In the Helly fixed tissue, stained with Giemsa, the granules of the blood granulocytes stain either blue or red, depending upon the phase of development of the cells. The majority of the cells at this stage contain red-staining granules; a few contain only unripe blue staining granules; and a certain number have mixed granules, including all phases of the ripening process of an eosinophil granule. The nucleus also stains a deep blue. The primordial germ-cell of this tissue, on the contrary, has a light bluish-pink-staining nucleus, with a deep purple nucleolus. The cytoplasm of the germ-cell is vacuolated, the vacuoles being the negative of the dissolved yolk-globules; and it has a coarsely reticular character in consequence, and stains only faintly pink.
Already, from a study of only this stage of development, much information can be gained concerning the fact, route, and method of the migration of the germ-cells from the gut entoderm to the peritoneal epithelium of the gonad. It may be stated here that at no stages studied was any primordial germ-cell, with two exceptions, ever seen in a blood-vessel. The blood-channels in this form evidently do not greatly assist in the transfer of the germ-cells to the sex-gland, contrary to what Swift has demonstrated for the chick; nor has such a route been advocated for any other form except duck (von Berenberg Gossler) ; but that the cells do migrate is indicated by the different locations occupied, progressively nearer the genital ridge, corresponding with successively later developmental stages, and that the migration is the result of an inherent amceboid capacity is shown by the various shapes assumed by these cells (figs. 3 aa, 3 ab, plate 1); and the path of migration is quite clearly indicated by the pointed condition of the forward end, combined with the altered (flattened and distorted) condition of the cells lying directly in the path of progression. For instance, the primordial germ-cells among the entodermal cells of the closed hind-gut in the 11-day embryo are surrounded by entodermal cells which have become crowded, flattened, and distorted on either side as if through pressure by a cell which enlarged and assumed a spherical shape in situ. The similarity in structure and staining reac tion between the germ-cells and the entodermal cells, a similarity which becomes progressively closer as earlier stages are approached, seems to speak in favor of an entodermal origin of the germ-cells or a close genetic relationship between entoderm and germ-cells. When
the germ-cell lies near the basement membrane of the primitive gut entoderm, the cellular distortion is such as would be caused by a cell migrating from the entoderm into the surrounding mesenchyma. Occasionally a germ-cell can be seen partially within the entoderm and partially within the mesenchyma, an observation which proves a migratory process; and the manner of the distortion of the mesen chymal cells shows that this migration is in a peripheral direction.
Within the mesenchyma of the gut and the mesentery the distortion and flattening of the cells are generally in the direction of the root of the mesentery, thus showing a migratory progression in that direction.

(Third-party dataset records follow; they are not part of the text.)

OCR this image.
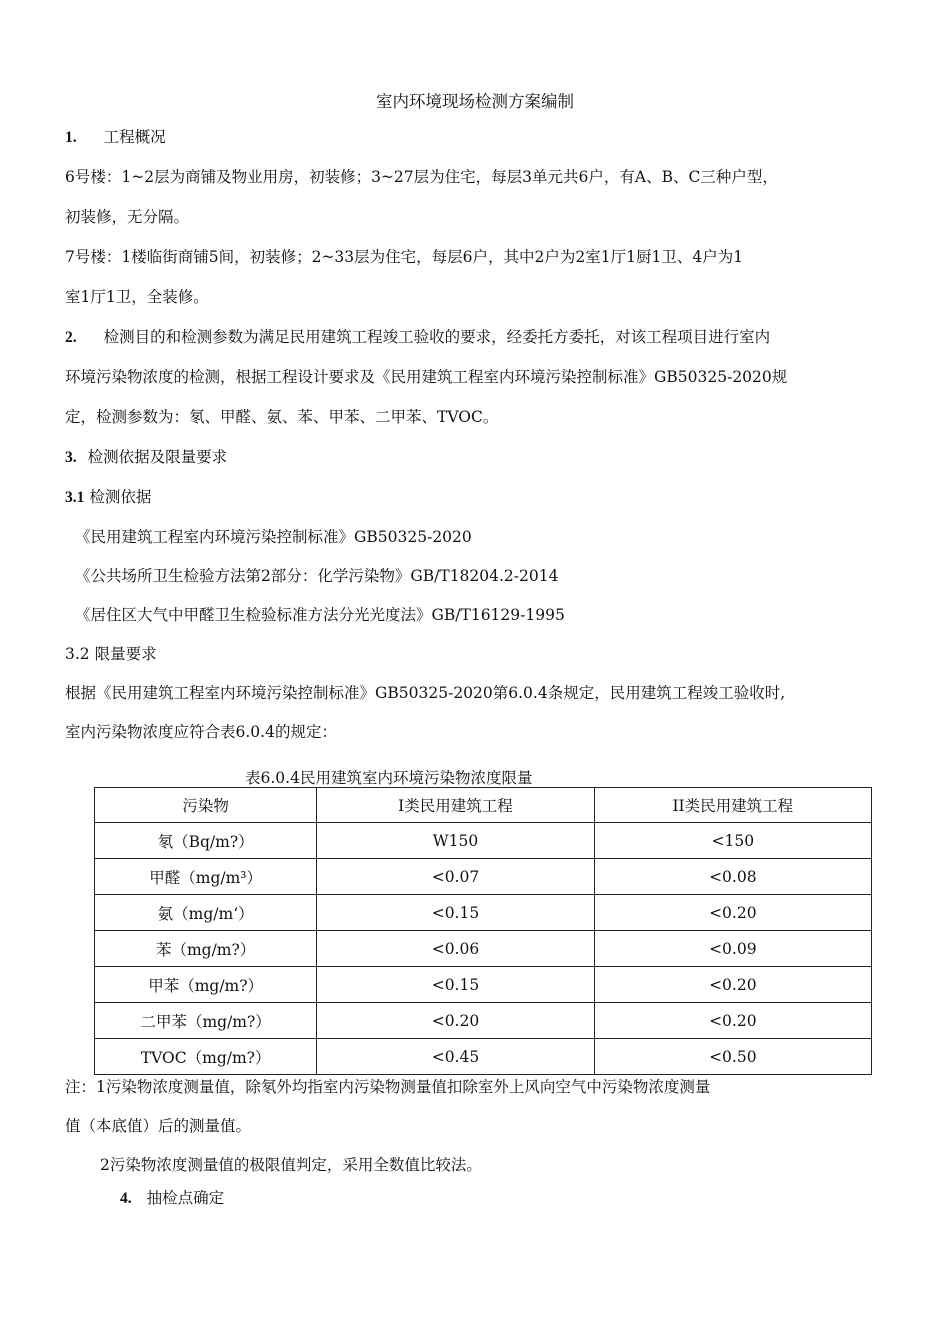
室内环境现场检测方案编制
1. 工程概况
6号楼：1~2层为商铺及物业用房，初装修；3~27层为住宅，每层3单元共6户，有A、B、C三种户型，
初装修，无分隔。
7号楼：1楼临街商铺5间，初装修；2~33层为住宅，每层6户，其中2户为2室1厅1厨1卫、4户为1
室1厅1卫，全装修。
2. 检测目的和检测参数为满足民用建筑工程竣工验收的要求，经委托方委托，对该工程项目进行室内
环境污染物浓度的检测，根据工程设计要求及《民用建筑工程室内环境污染控制标准》GB50325-2020规
定，检测参数为：氡、甲醛、氨、苯、甲苯、二甲苯、TVOC。
3. 检测依据及限量要求
3.1 检测依据
《民用建筑工程室内环境污染控制标准》GB50325-2020
《公共场所卫生检验方法第2部分：化学污染物》GB/T18204.2-2014
《居住区大气中甲醛卫生检验标准方法分光光度法》GB/T16129-1995
3.2 限量要求
根据《民用建筑工程室内环境污染控制标准》GB50325-2020第6.0.4条规定，民用建筑工程竣工验收时,
室内污染物浓度应符合表6.0.4的规定：
表6.0.4民用建筑室内环境污染物浓度限量
污染物	I类民用建筑工程	II类民用建筑工程
氡（Bq/m?）	W150	<150
甲醛（mg/m³）	<0.07	<0.08
氨（mg/m‘）	<0.15	<0.20
苯（mg/m?）	<0.06	<0.09
甲苯（mg/m?）	<0.15	<0.20
二甲苯（mg/m?）	<0.20	<0.20
TVOC（mg/m?）	<0.45	<0.50
注：1污染物浓度测量值，除氡外均指室内污染物测量值扣除室外上风向空气中污染物浓度测量
值（本底值）后的测量值。
2污染物浓度测量值的极限值判定，采用全数值比较法。
4. 抽检点确定
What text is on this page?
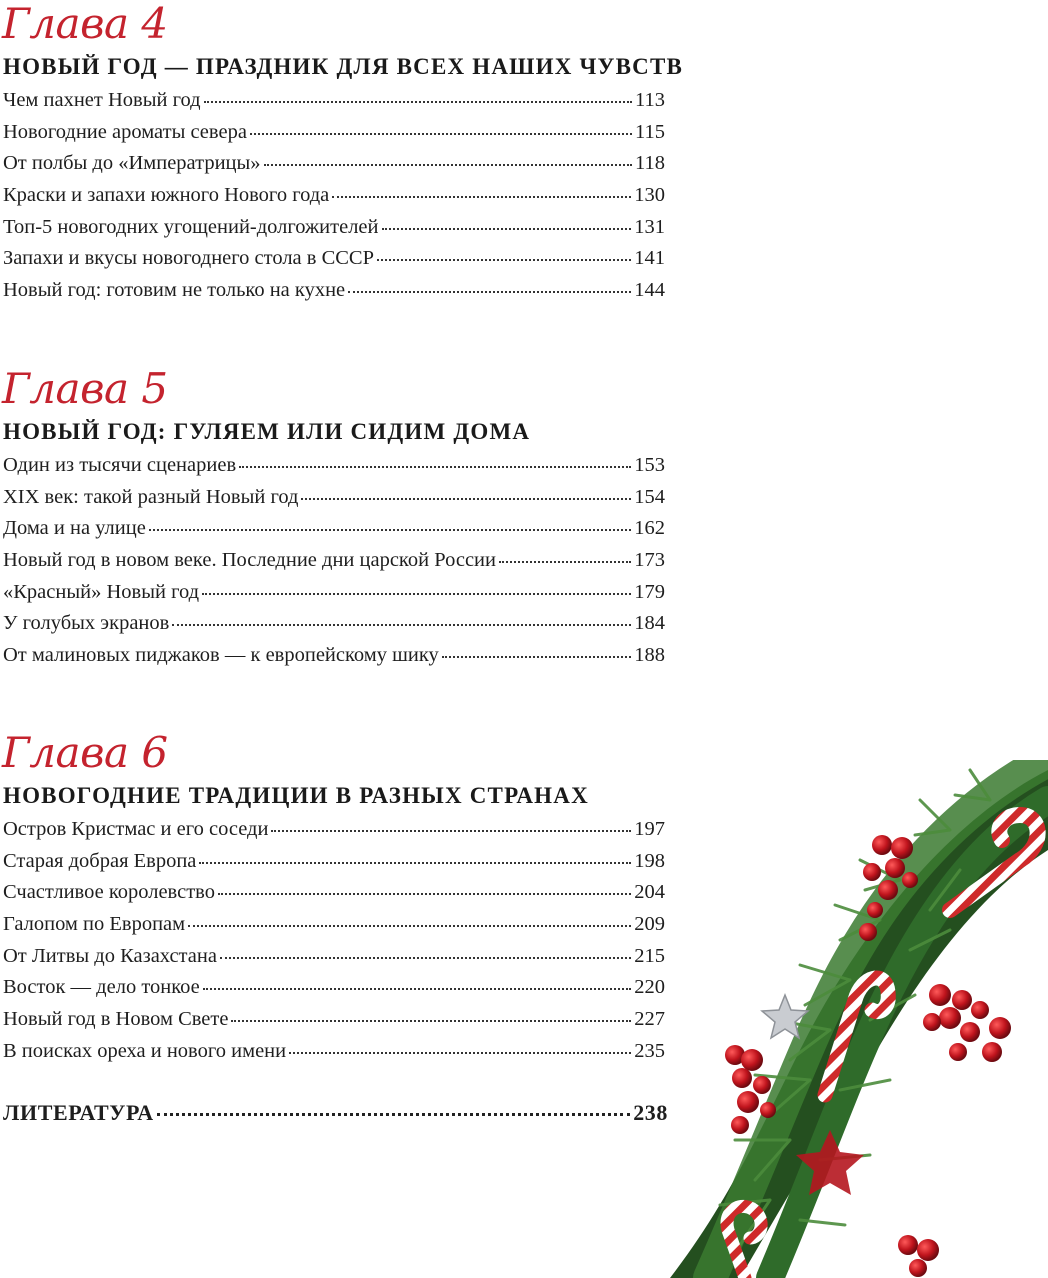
Глава 4
НОВЫЙ ГОД — ПРАЗДНИК ДЛЯ ВСЕХ НАШИХ ЧУВСТВ
Чем пахнет Новый год	113
Новогодние ароматы севера	115
От полбы до «Императрицы»	118
Краски и запахи южного Нового года	130
Топ-5 новогодних угощений-долгожителей	131
Запахи и вкусы новогоднего стола в СССР	141
Новый год: готовим не только на кухне	144
Глава 5
НОВЫЙ ГОД: ГУЛЯЕМ ИЛИ СИДИМ ДОМА
Один из тысячи сценариев	153
XIX век: такой разный Новый год	154
Дома и на улице	162
Новый год в новом веке. Последние дни царской России	173
«Красный» Новый год	179
У голубых экранов	184
От малиновых пиджаков — к европейскому шику	188
Глава 6
НОВОГОДНИЕ ТРАДИЦИИ В РАЗНЫХ СТРАНАХ
Остров Кристмас и его соседи	197
Старая добрая Европа	198
Счастливое королевство	204
Галопом по Европам	209
От Литвы до Казахстана	215
Восток — дело тонкое	220
Новый год в Новом Свете	227
В поисках ореха и нового имени	235
ЛИТЕРАТУРА	238
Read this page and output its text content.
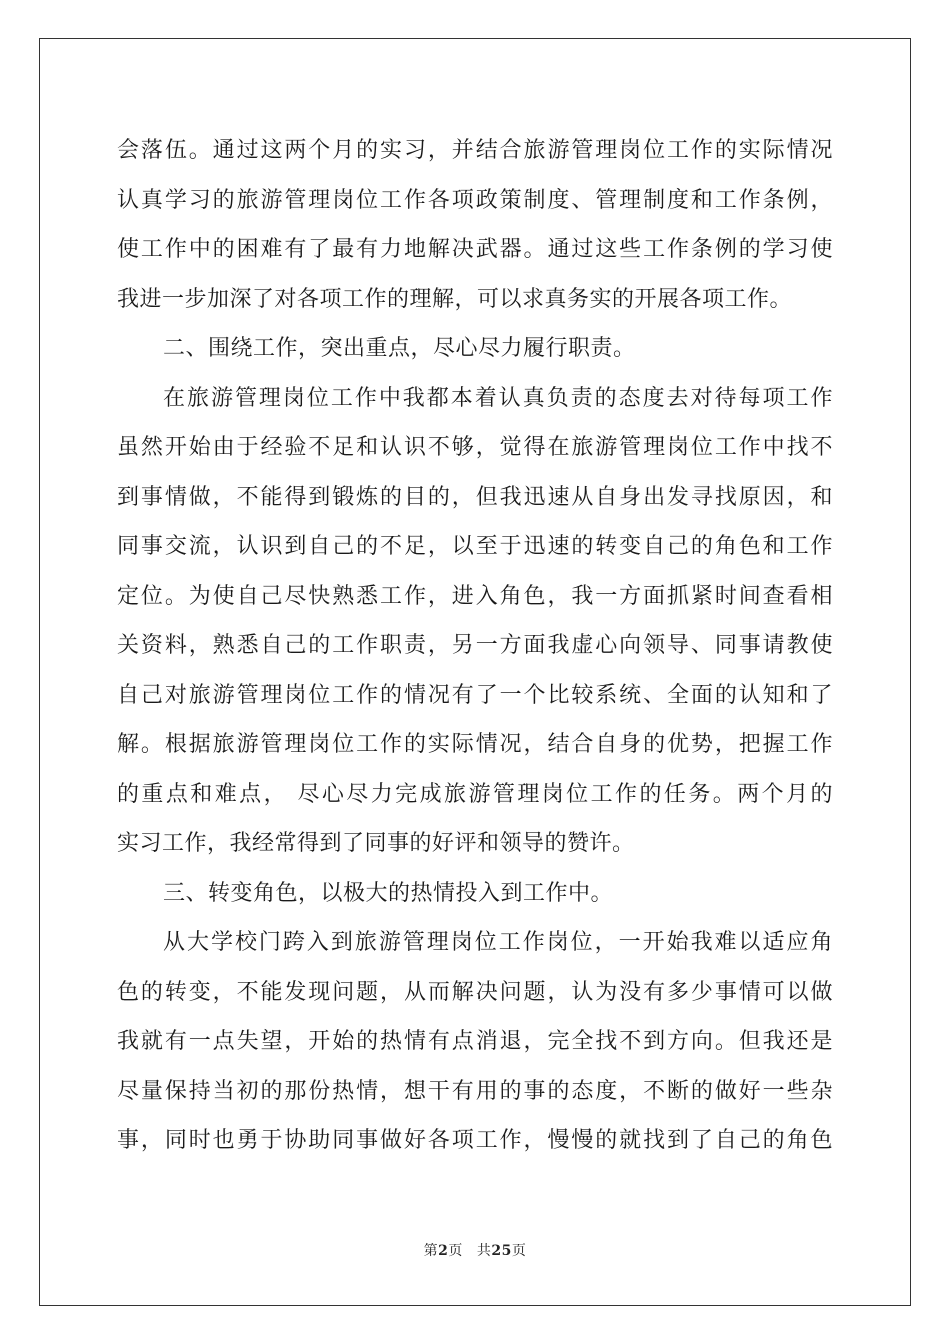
会落伍。通过这两个月的实习，并结合旅游管理岗位工作的实际情况
认真学习的旅游管理岗位工作各项政策制度、管理制度和工作条例，
使工作中的困难有了最有力地解决武器。通过这些工作条例的学习使
我进一步加深了对各项工作的理解，可以求真务实的开展各项工作。
二、围绕工作，突出重点，尽心尽力履行职责。
在旅游管理岗位工作中我都本着认真负责的态度去对待每项工作
虽然开始由于经验不足和认识不够，觉得在旅游管理岗位工作中找不
到事情做，不能得到锻炼的目的，但我迅速从自身出发寻找原因，和
同事交流，认识到自己的不足，以至于迅速的转变自己的角色和工作
定位。为使自己尽快熟悉工作，进入角色，我一方面抓紧时间查看相
关资料，熟悉自己的工作职责，另一方面我虚心向领导、同事请教使
自己对旅游管理岗位工作的情况有了一个比较系统、全面的认知和了
解。根据旅游管理岗位工作的实际情况，结合自身的优势，把握工作
的重点和难点， 尽心尽力完成旅游管理岗位工作的任务。两个月的
实习工作，我经常得到了同事的好评和领导的赞许。
三、转变角色，以极大的热情投入到工作中。
从大学校门跨入到旅游管理岗位工作岗位，一开始我难以适应角
色的转变，不能发现问题，从而解决问题，认为没有多少事情可以做
我就有一点失望，开始的热情有点消退，完全找不到方向。但我还是
尽量保持当初的那份热情，想干有用的事的态度，不断的做好一些杂
事，同时也勇于协助同事做好各项工作，慢慢的就找到了自己的角色
第2页 共25页
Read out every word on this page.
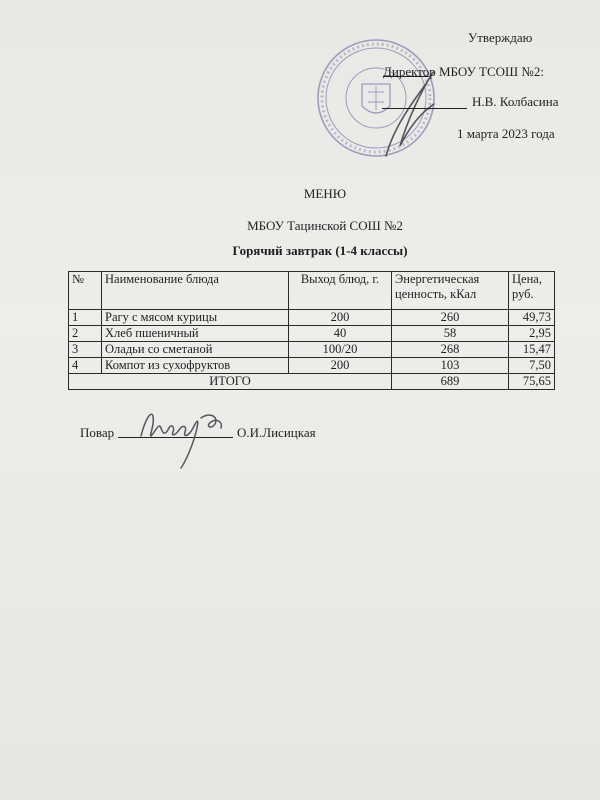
Утверждаю
Директор МБОУ ТСОШ №2:
Н.В. Колбасина
1 марта 2023 года
МЕНЮ
МБОУ Тацинской СОШ №2
Горячий завтрак (1-4 классы)
№	Наименование блюда	Выход блюд, г.	Энергетическая ценность, кКал	Цена, руб.
1	Рагу с мясом курицы	200	260	49,73
2	Хлеб пшеничный	40	58	2,95
3	Оладьи со сметаной	100/20	268	15,47
4	Компот из сухофруктов	200	103	7,50
ИТОГО			689	75,65
Повар	О.И.Лисицкая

Occasional cells, judged by this criterion, are moving towards the mesothelial layer of the mesentery (figs. 3 aa, 3 ab, plate 1). Occasional cells are also found among the cells of the peritoneal epithelium of the genital ridge. In the region of the angle between the root of the mesentery and the gonad, and again within the mesenchyma of the sexual gland, the shape of cell and the distortion of the adjacent mesen chymal nuclei are such as to indicate a ventro-medial progression to the surface of the gonad, where the germ-cells come to rest among the peritoneal cells (fig. 2, plate 1). Figure 3ac, plate 1, shows a germ-cell similarly located, but almost completely filled with a huge yolk-mass.
The germ-cells are apparently most abundant at about the 11-day stage. This increase is probably merely apparent, due to the segrega tion of the cells within relatively more restricted and conspicuous limits, viz, gut and mesentery. During earlier stages (to the seventh day), when the gut is still entirely open over the yolk, their distribution is scattered over a wider area; also in later stages, when they have taken their definite position within the enlarged gonad. The number of germ-cells in the 11-day embryo, all situated behind the level of the cephalic tip of the pronephric duct, is approximately 400. Only an occasional cell may be seen at this stage in mitosis. Similarly, during the later stages mitosis is a very rare occurrence. In the stages of 2 to 4 days a few of the germ-cells are in process of division among the entodermal cells. Cells in division are apparently of smaller size and contain relatively little yolk.